Roman yazarı Bayan Roy, “Ukrayna kesinlikle burada anlatacak net bir ahlaki hikayesi olan bir şey olarak görülmüyor” dedi. “Kahverengi ya da Siyah insanlar bombalandığında ya da şok ve dehşete kapıldıklarında fark etmez, ama beyaz insanlarda farklı olması gerekiyor.”
Hindistan hassas bir konumda. Amerikan eleştirisi karşısında ülke, bu yıl Çin’den gelen birliklerin de dahil olduğu Rus askeri tatbikatlarına katılmayı seçti. Aynı zamanda Hindistan, ABD, Japonya ve Avustralya’yı içeren ve “özgür ve açık bir Hint-Pasifik” için çalışan Dörtlü olarak bilinen dört uluslu bir koalisyonun parçasıdır.
Chennai’deki ana merkez tren istasyonu. Şehirdeki emekli bir iş adamı, “Kızılderililerin büyük bir kısmı, Batı’nın ideolojisine ihtiyaçları olmadığı ve kendi yolumuzu çizebileceğimiz gerçeğine uyanıyor” dedi.
Chennai’nin dışında, Sri City’de bir Japon klima üreticisi için yapım aşamasında olan bir fabrika.
Bir güvenlik görevlisi, Sri City’deki bir Çin oyuncak fabrikasından ayrılan bir işçinin çantasını inceledi.

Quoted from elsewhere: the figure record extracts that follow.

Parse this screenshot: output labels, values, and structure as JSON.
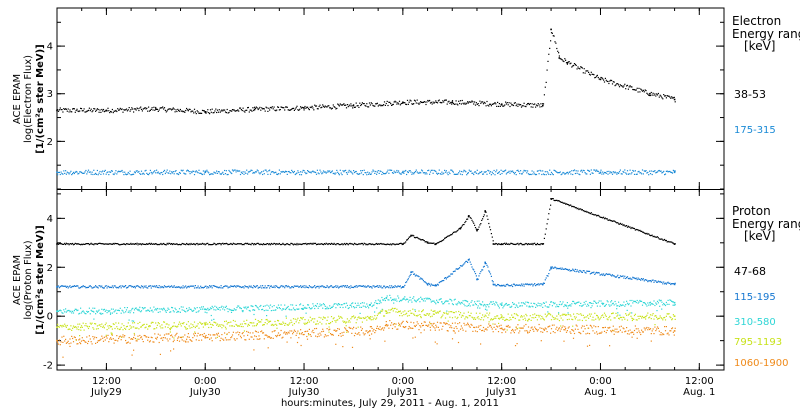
{
  "colors": {
    "38-53": "#000000",
    "175-315": "#1a8ad6",
    "47-68": "#000000",
    "115-195": "#1577d1",
    "310-580": "#2fd6d6",
    "795-1193": "#c8e21a",
    "1060-1900": "#ef8a1a"
  },
  "xaxis": {
    "label": "hours:minutes, July 29, 2011 - Aug.  1, 2011",
    "range": [
      "2011-07-29T06:00",
      "2011-08-01T15:00"
    ],
    "ticks": [
      {
        "t": "2011-07-29T12:00",
        "time": "12:00",
        "date": "July29"
      },
      {
        "t": "2011-07-30T00:00",
        "time": "0:00",
        "date": "July30"
      },
      {
        "t": "2011-07-30T12:00",
        "time": "12:00",
        "date": "July30"
      },
      {
        "t": "2011-07-31T00:00",
        "time": "0:00",
        "date": "July31"
      },
      {
        "t": "2011-07-31T12:00",
        "time": "12:00",
        "date": "July31"
      },
      {
        "t": "2011-08-01T00:00",
        "time": "0:00",
        "date": "Aug.  1"
      },
      {
        "t": "2011-08-01T12:00",
        "time": "12:00",
        "date": "Aug.  1"
      }
    ]
  },
  "panels": [
    {
      "ylabel": [
        "ACE EPAM",
        "log(Electron Flux)",
        "[1/(cm²s ster MeV)]"
      ],
      "legend_title": [
        "Electron",
        "Energy range",
        "[keV]"
      ],
      "yticks": [
        "2",
        "3",
        "4"
      ]
    },
    {
      "ylabel": [
        "ACE EPAM",
        "log(Proton Flux)",
        "[1/(cm²s ster MeV)]"
      ],
      "legend_title": [
        "Proton",
        "Energy range",
        "[keV]"
      ],
      "yticks": [
        "-2",
        "0",
        "2",
        "4"
      ]
    }
  ],
  "chart_data": [
    {
      "type": "scatter",
      "title": "",
      "xlabel": "hours:minutes, July 29, 2011 - Aug.  1, 2011",
      "ylabel": "ACE EPAM log(Electron Flux) [1/(cm²s ster MeV)]",
      "xlim": [
        "2011-07-29T06:00",
        "2011-08-01T15:00"
      ],
      "ylim": [
        1.0,
        4.8
      ],
      "grid": false,
      "legend": "right",
      "series": [
        {
          "name": "38-53",
          "x": [
            "2011-07-29T06:00",
            "2011-07-29T12:00",
            "2011-07-29T18:00",
            "2011-07-30T00:00",
            "2011-07-30T06:00",
            "2011-07-30T12:00",
            "2011-07-30T18:00",
            "2011-07-31T00:00",
            "2011-07-31T06:00",
            "2011-07-31T12:00",
            "2011-07-31T17:00",
            "2011-07-31T18:00",
            "2011-07-31T19:00",
            "2011-07-31T20:00",
            "2011-08-01T00:00",
            "2011-08-01T06:00",
            "2011-08-01T09:00"
          ],
          "y": [
            2.65,
            2.65,
            2.68,
            2.62,
            2.67,
            2.7,
            2.75,
            2.82,
            2.82,
            2.78,
            2.75,
            4.35,
            3.75,
            3.65,
            3.3,
            3.0,
            2.88
          ]
        },
        {
          "name": "175-315",
          "x": [
            "2011-07-29T06:00",
            "2011-07-30T00:00",
            "2011-07-31T00:00",
            "2011-08-01T00:00",
            "2011-08-01T09:00"
          ],
          "y": [
            1.35,
            1.35,
            1.35,
            1.35,
            1.35
          ]
        }
      ]
    },
    {
      "type": "scatter",
      "title": "",
      "xlabel": "hours:minutes, July 29, 2011 - Aug.  1, 2011",
      "ylabel": "ACE EPAM log(Proton Flux) [1/(cm²s ster MeV)]",
      "xlim": [
        "2011-07-29T06:00",
        "2011-08-01T15:00"
      ],
      "ylim": [
        -2.2,
        5.2
      ],
      "grid": false,
      "legend": "right",
      "series": [
        {
          "name": "47-68",
          "x": [
            "2011-07-29T06:00",
            "2011-07-31T00:00",
            "2011-07-31T01:00",
            "2011-07-31T03:00",
            "2011-07-31T04:00",
            "2011-07-31T07:00",
            "2011-07-31T08:00",
            "2011-07-31T09:00",
            "2011-07-31T10:00",
            "2011-07-31T11:00",
            "2011-07-31T12:00",
            "2011-07-31T17:00",
            "2011-07-31T18:00",
            "2011-08-01T09:00"
          ],
          "y": [
            2.95,
            2.95,
            3.3,
            3.0,
            2.95,
            3.6,
            4.1,
            3.5,
            4.3,
            2.95,
            2.95,
            2.95,
            4.8,
            2.95
          ]
        },
        {
          "name": "115-195",
          "x": [
            "2011-07-29T06:00",
            "2011-07-31T00:00",
            "2011-07-31T01:00",
            "2011-07-31T03:00",
            "2011-07-31T04:00",
            "2011-07-31T08:00",
            "2011-07-31T09:00",
            "2011-07-31T10:00",
            "2011-07-31T11:00",
            "2011-07-31T12:00",
            "2011-07-31T17:00",
            "2011-07-31T18:00",
            "2011-08-01T09:00"
          ],
          "y": [
            1.2,
            1.2,
            1.8,
            1.3,
            1.25,
            2.3,
            1.5,
            2.2,
            1.3,
            1.25,
            1.3,
            2.0,
            1.3
          ]
        },
        {
          "name": "310-580",
          "x": [
            "2011-07-29T06:00",
            "2011-07-30T00:00",
            "2011-07-30T20:00",
            "2011-07-30T22:00",
            "2011-07-31T12:00",
            "2011-08-01T09:00"
          ],
          "y": [
            0.2,
            0.28,
            0.45,
            0.75,
            0.45,
            0.55
          ]
        },
        {
          "name": "795-1193",
          "x": [
            "2011-07-29T06:00",
            "2011-07-30T00:00",
            "2011-07-30T20:00",
            "2011-07-30T22:00",
            "2011-07-31T12:00",
            "2011-08-01T09:00"
          ],
          "y": [
            -0.45,
            -0.35,
            -0.1,
            0.2,
            -0.05,
            0.0
          ]
        },
        {
          "name": "1060-1900",
          "x": [
            "2011-07-29T06:00",
            "2011-07-30T00:00",
            "2011-07-30T20:00",
            "2011-07-30T22:00",
            "2011-07-31T12:00",
            "2011-08-01T09:00"
          ],
          "y": [
            -1.0,
            -0.85,
            -0.6,
            -0.35,
            -0.5,
            -0.6
          ]
        }
      ]
    }
  ]
}
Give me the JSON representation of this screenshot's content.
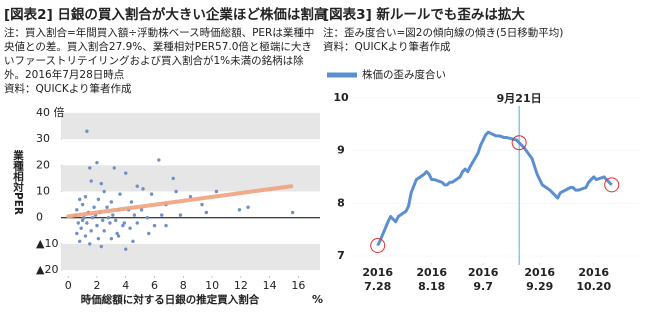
{
  "chart_data": [
    {
      "type": "scatter",
      "title": "[図表2] 日銀の買入割合が大きい企業ほど株価は割高",
      "notes": [
        "注：買入割合=年間買入額÷浮動株ベース時価総額、PERは業種中",
        "央値との差。買入割合27.9%、業種相対PER57.0倍と極端に大き",
        "いファーストリテイリングおよび買入割合が1%未満の銘柄は除",
        "外。2016年7月28日時点",
        "資料：QUICKより筆者作成"
      ],
      "x_label": "時価総額に対する日銀の推定買入割合",
      "x_unit": "%",
      "y_label": "業種相対PER",
      "xlim": [
        -0.5,
        17.5
      ],
      "xticks": [
        0,
        2,
        4,
        6,
        8,
        10,
        12,
        14,
        16
      ],
      "ylim": [
        -23,
        43
      ],
      "yticks": [
        {
          "value": 40,
          "label": "40 倍"
        },
        30,
        20,
        10,
        0,
        {
          "value": -10,
          "label": "▲10"
        },
        {
          "value": -20,
          "label": "▲20"
        }
      ],
      "bands": [
        [
          30,
          40
        ],
        [
          10,
          20
        ],
        [
          -20,
          -10
        ]
      ],
      "series": [
        {
          "color": "#6f8fc6",
          "x": [
            1.3,
            2,
            1.5,
            3.2,
            6.3,
            4,
            7.3,
            1.6,
            2.3,
            4.8,
            5.2,
            7.5,
            2.5,
            3.6,
            5.8,
            8.5,
            10.3,
            1.2,
            0.8,
            2.1,
            3,
            4.4,
            6.8,
            9.3,
            12.5,
            9.6,
            1,
            1.8,
            2.7,
            3.5,
            4.2,
            5.1,
            0.6,
            1.4,
            2.2,
            3.1,
            4.6,
            5.5,
            6.5,
            7.8,
            0.5,
            1.1,
            1.7,
            2.4,
            3.3,
            0.7,
            1.3,
            2,
            2.9,
            3.8,
            4.8,
            6,
            0.9,
            1.6,
            2.5,
            3.4,
            4.3,
            5.6,
            1.2,
            2.1,
            3,
            0.8,
            1.5,
            2.3,
            4,
            3.5,
            15.6,
            6.8,
            11.9,
            1,
            1.9,
            2.8,
            0.6,
            3.9,
            4.5
          ],
          "y": [
            33,
            21,
            19,
            19,
            22,
            17,
            15,
            14,
            13,
            12,
            11,
            10,
            10,
            9,
            9,
            8,
            10,
            8,
            7,
            7,
            6,
            6,
            5,
            5,
            4,
            2,
            5,
            4,
            4,
            3,
            3,
            3,
            3,
            2,
            2,
            1,
            1,
            0,
            1,
            1,
            1,
            0,
            0,
            -1,
            -1,
            -2,
            -2,
            -3,
            -2,
            -3,
            -2,
            -3,
            -4,
            -5,
            -5,
            -6,
            -4,
            -6,
            -7,
            -8,
            -8,
            -9,
            -10,
            -11,
            -12,
            -7,
            2,
            -3,
            3,
            -1,
            1,
            0,
            -6,
            -2,
            -9
          ]
        }
      ],
      "trend": {
        "color": "#f0a27e",
        "x": [
          0,
          15.5
        ],
        "y": [
          0.5,
          12
        ]
      }
    },
    {
      "type": "line",
      "title": "[図表3] 新ルールでも歪みは拡大",
      "notes": [
        "注：歪み度合い=図2の傾向線の傾き(5日移動平均)",
        "資料：QUICKより筆者作成"
      ],
      "x": [
        "2016-07-28",
        "2016-07-29",
        "2016-08-01",
        "2016-08-02",
        "2016-08-03",
        "2016-08-04",
        "2016-08-05",
        "2016-08-08",
        "2016-08-09",
        "2016-08-10",
        "2016-08-12",
        "2016-08-15",
        "2016-08-16",
        "2016-08-17",
        "2016-08-18",
        "2016-08-19",
        "2016-08-22",
        "2016-08-23",
        "2016-08-24",
        "2016-08-25",
        "2016-08-26",
        "2016-08-29",
        "2016-08-30",
        "2016-08-31",
        "2016-09-01",
        "2016-09-02",
        "2016-09-05",
        "2016-09-06",
        "2016-09-07",
        "2016-09-08",
        "2016-09-09",
        "2016-09-12",
        "2016-09-13",
        "2016-09-14",
        "2016-09-15",
        "2016-09-16",
        "2016-09-20",
        "2016-09-21",
        "2016-09-23",
        "2016-09-26",
        "2016-09-27",
        "2016-09-28",
        "2016-09-29",
        "2016-09-30",
        "2016-10-03",
        "2016-10-04",
        "2016-10-05",
        "2016-10-06",
        "2016-10-07",
        "2016-10-11",
        "2016-10-12",
        "2016-10-13",
        "2016-10-14",
        "2016-10-17",
        "2016-10-18",
        "2016-10-19",
        "2016-10-20",
        "2016-10-21",
        "2016-10-24",
        "2016-10-25",
        "2016-10-26",
        "2016-10-27"
      ],
      "series": [
        {
          "name": "株価の歪み度合い",
          "color": "#5b8fd0",
          "values": [
            7.2,
            7.3,
            7.65,
            7.75,
            7.7,
            7.65,
            7.75,
            7.85,
            7.95,
            8.2,
            8.45,
            8.55,
            8.6,
            8.55,
            8.45,
            8.45,
            8.4,
            8.35,
            8.35,
            8.4,
            8.4,
            8.5,
            8.6,
            8.65,
            8.6,
            8.7,
            8.95,
            9.1,
            9.2,
            9.3,
            9.35,
            9.28,
            9.28,
            9.27,
            9.25,
            9.25,
            9.2,
            9.15,
            9.05,
            8.85,
            8.7,
            8.55,
            8.45,
            8.35,
            8.25,
            8.2,
            8.15,
            8.1,
            8.2,
            8.3,
            8.3,
            8.25,
            8.25,
            8.3,
            8.4,
            8.45,
            8.5,
            8.45,
            8.5,
            8.45,
            8.4,
            8.35
          ]
        }
      ],
      "xlim": [
        "2016-07-18",
        "2016-11-07"
      ],
      "xticks": [
        {
          "value": "2016-07-28",
          "label": [
            "2016",
            "7.28"
          ]
        },
        {
          "value": "2016-08-18",
          "label": [
            "2016",
            "8.18"
          ]
        },
        {
          "value": "2016-09-07",
          "label": [
            "2016",
            "9.7"
          ]
        },
        {
          "value": "2016-09-29",
          "label": [
            "2016",
            "9.29"
          ]
        },
        {
          "value": "2016-10-20",
          "label": [
            "2016",
            "10.20"
          ]
        }
      ],
      "ylim": [
        6.83,
        10.15
      ],
      "yticks": [
        7,
        8,
        9,
        10
      ],
      "annotation": {
        "x": "2016-09-21",
        "label": "9月21日",
        "color": "#5ba7d8"
      },
      "highlight_indices": [
        0,
        37,
        61
      ],
      "highlight_color": "#e03030"
    }
  ]
}
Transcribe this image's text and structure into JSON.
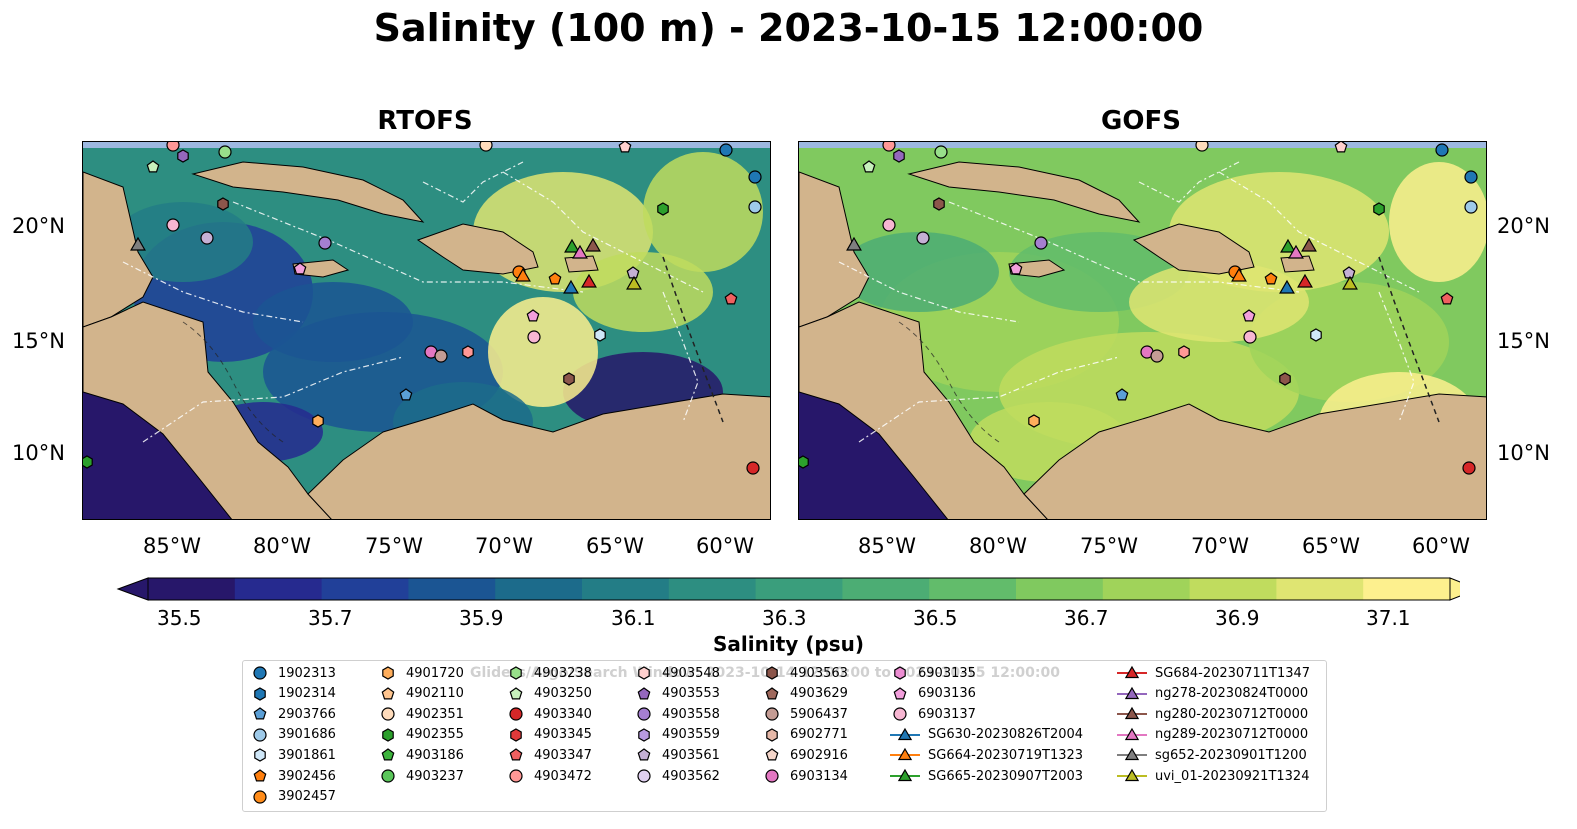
{
  "title": "Salinity (100 m) - 2023-10-15 12:00:00",
  "panels": [
    {
      "title": "RTOFS",
      "theme": "rtofs"
    },
    {
      "title": "GOFS",
      "theme": "gofs"
    }
  ],
  "lat_ticks": [
    "20°N",
    "15°N",
    "10°N"
  ],
  "lon_ticks": [
    "85°W",
    "80°W",
    "75°W",
    "70°W",
    "65°W",
    "60°W"
  ],
  "colorbar": {
    "ticks": [
      "35.5",
      "35.7",
      "35.9",
      "36.1",
      "36.3",
      "36.5",
      "36.7",
      "36.9",
      "37.1"
    ],
    "label": "Salinity (psu)",
    "colors": [
      "#27176a",
      "#262a8f",
      "#214099",
      "#1b5593",
      "#1c6b8b",
      "#237d86",
      "#2d8e81",
      "#3a9e7c",
      "#4cad74",
      "#62bc6b",
      "#80c95f",
      "#a0d35a",
      "#c0dc5e",
      "#dfe572",
      "#fdf08e"
    ]
  },
  "legend_watermark": "Gliders/Argo/Search Window: 2023-10-14 12:00:00 to 2023-10-15 12:00:00",
  "legend": [
    {
      "label": "1902313",
      "marker": "circle",
      "color": "#1f77b4"
    },
    {
      "label": "1902314",
      "marker": "hexagon",
      "color": "#1f77b4"
    },
    {
      "label": "2903766",
      "marker": "pentagon",
      "color": "#5b9fd6"
    },
    {
      "label": "3901686",
      "marker": "circle",
      "color": "#9ecae9"
    },
    {
      "label": "3901861",
      "marker": "hexagon",
      "color": "#cfe7f8"
    },
    {
      "label": "3902456",
      "marker": "pentagon",
      "color": "#ff7f0e"
    },
    {
      "label": "3902457",
      "marker": "circle",
      "color": "#ff8c1a"
    },
    {
      "label": "4901720",
      "marker": "hexagon",
      "color": "#ffae5c"
    },
    {
      "label": "4902110",
      "marker": "pentagon",
      "color": "#ffc58f"
    },
    {
      "label": "4902351",
      "marker": "circle",
      "color": "#ffdcbc"
    },
    {
      "label": "4902355",
      "marker": "hexagon",
      "color": "#2ca02c"
    },
    {
      "label": "4903186",
      "marker": "pentagon",
      "color": "#3cb43c"
    },
    {
      "label": "4903237",
      "marker": "circle",
      "color": "#5ac65a"
    },
    {
      "label": "4903238",
      "marker": "hexagon",
      "color": "#98df8a"
    },
    {
      "label": "4903250",
      "marker": "pentagon",
      "color": "#c7f0bc"
    },
    {
      "label": "4903340",
      "marker": "circle",
      "color": "#d62728"
    },
    {
      "label": "4903345",
      "marker": "hexagon",
      "color": "#e0393a"
    },
    {
      "label": "4903347",
      "marker": "pentagon",
      "color": "#f06060"
    },
    {
      "label": "4903472",
      "marker": "circle",
      "color": "#ff9896"
    },
    {
      "label": "4903548",
      "marker": "hexagon",
      "color": "#ffd0ce"
    },
    {
      "label": "4903553",
      "marker": "pentagon",
      "color": "#9467bd"
    },
    {
      "label": "4903558",
      "marker": "circle",
      "color": "#a57fd0"
    },
    {
      "label": "4903559",
      "marker": "hexagon",
      "color": "#b89ae0"
    },
    {
      "label": "4903561",
      "marker": "pentagon",
      "color": "#c5b0d5"
    },
    {
      "label": "4903562",
      "marker": "circle",
      "color": "#e0d0f0"
    },
    {
      "label": "4903563",
      "marker": "hexagon",
      "color": "#8c564b"
    },
    {
      "label": "4903629",
      "marker": "pentagon",
      "color": "#a0695d"
    },
    {
      "label": "5906437",
      "marker": "circle",
      "color": "#c49c94"
    },
    {
      "label": "6902771",
      "marker": "hexagon",
      "color": "#e6b8a8"
    },
    {
      "label": "6902916",
      "marker": "pentagon",
      "color": "#f5d6ca"
    },
    {
      "label": "6903134",
      "marker": "circle",
      "color": "#e377c2"
    },
    {
      "label": "6903135",
      "marker": "hexagon",
      "color": "#ec8dd2"
    },
    {
      "label": "6903136",
      "marker": "pentagon",
      "color": "#f29fdc"
    },
    {
      "label": "6903137",
      "marker": "circle",
      "color": "#f7b6d2"
    },
    {
      "label": "SG630-20230826T2004",
      "marker": "triangle-line",
      "color": "#1f77b4"
    },
    {
      "label": "SG664-20230719T1323",
      "marker": "triangle-line",
      "color": "#ff7f0e"
    },
    {
      "label": "SG665-20230907T2003",
      "marker": "triangle-line",
      "color": "#2ca02c"
    },
    {
      "label": "SG684-20230711T1347",
      "marker": "triangle-line",
      "color": "#d62728"
    },
    {
      "label": "ng278-20230824T0000",
      "marker": "triangle-line",
      "color": "#9467bd"
    },
    {
      "label": "ng280-20230712T0000",
      "marker": "triangle-line",
      "color": "#8c564b"
    },
    {
      "label": "ng289-20230712T0000",
      "marker": "triangle-line",
      "color": "#e377c2"
    },
    {
      "label": "sg652-20230901T1200",
      "marker": "triangle-line",
      "color": "#7f7f7f"
    },
    {
      "label": "uvi_01-20230921T1324",
      "marker": "triangle-line",
      "color": "#bcbd22"
    }
  ]
}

Bu iş yerinde Hintli çoklu hizalamadır. Ukrayna savaşı, Yeni Delhi’nin bu yola olan bağlılığını yalnızca güçlendirdi. Washington, Hindistan’ı Asya’nın Başkan Xi Jinping’in otoriter Çin’ine karşı demokratik bir denge unsuru haline getirmek için uzun yıllar çok çalıştı. Ancak Hindistan’dan görüldüğü gibi dünya, bu tür ikili opsiyonlar için fazla karmaşık.
Biden yönetimi, Rusya’nın Ukrayna’yı işgalinden bu yana Hindistan’ın Bay Putin’e her zamanki gibi yaklaşımından memnun değilse, bunu da kabul ediyor – Çin yükselirken Amerikan reel politikası, Bay Modi’nin yabancılaşmamasını talep ediyor.
Kaldığım sürenin sonunda güneydoğu kıyısındaki Chennai’ye gittim.
Orada atmosfer daha yumuşak. Ekonomi patlama yaşıyor. Elektronik üreticisi Foxconn, Apple cihazları için üretim kapasitesini hızla artırıyor ve şehrin yakınında 20 dönümlük bir arazide 60.000 işçi için bir pansiyon inşa ediyor.
Emekli bir iş adamı olan Venky Naik, “Kızılderililerin büyük bir kısmı, Batı’nın ideolojisine ihtiyaçları olmadığı ve kendi yolumuzu çizebileceğimiz gerçeğine uyanıyor ve Modi bu konuda takdiri hak ediyor” dedi.
Bir müzisyenin unutulmaz şarkılar çaldığı ve “hayırlılığınızı her gün yenilemekten” bahsettiği bir konsere gittim. Orada, The Hindu gazetesinin eski bir editörü ve şimdi Chennai’nin kuzeyinde yeni kurulan Krea Üniversitesi’nde kamu pratiği profesörü olan Mukund Padmanabhan ile karşılaştım.
Modi’nin Hinduizm’i yekpare bir milliyetçi güç haline getirebileceğine inanmıyorum” dedi. “Binlerce Tanrı var ve hiçbirine inanmak zorunda değilsin. Tek veya benzersiz bir yol yok.”
Konserde Hindular ve Müslümanlardan oluşan karışık kalabalığa işaret etti. “İnsanlar, Gandhi ve Nehru’nun herkesi bir araya getirip ileriye götürme projesi hakkında konuşmaktan hoşlanmıyor, ama oldu ve bu bizim gerçeğimizin bir parçası, silinmez Kızılderili parşömeni.”
Chennai’nin dışındaki bir müzenin bahçesini temizliyoruz.
Hari Kumar, Yeni Delhi’den raporlamaya katkıda bulundu.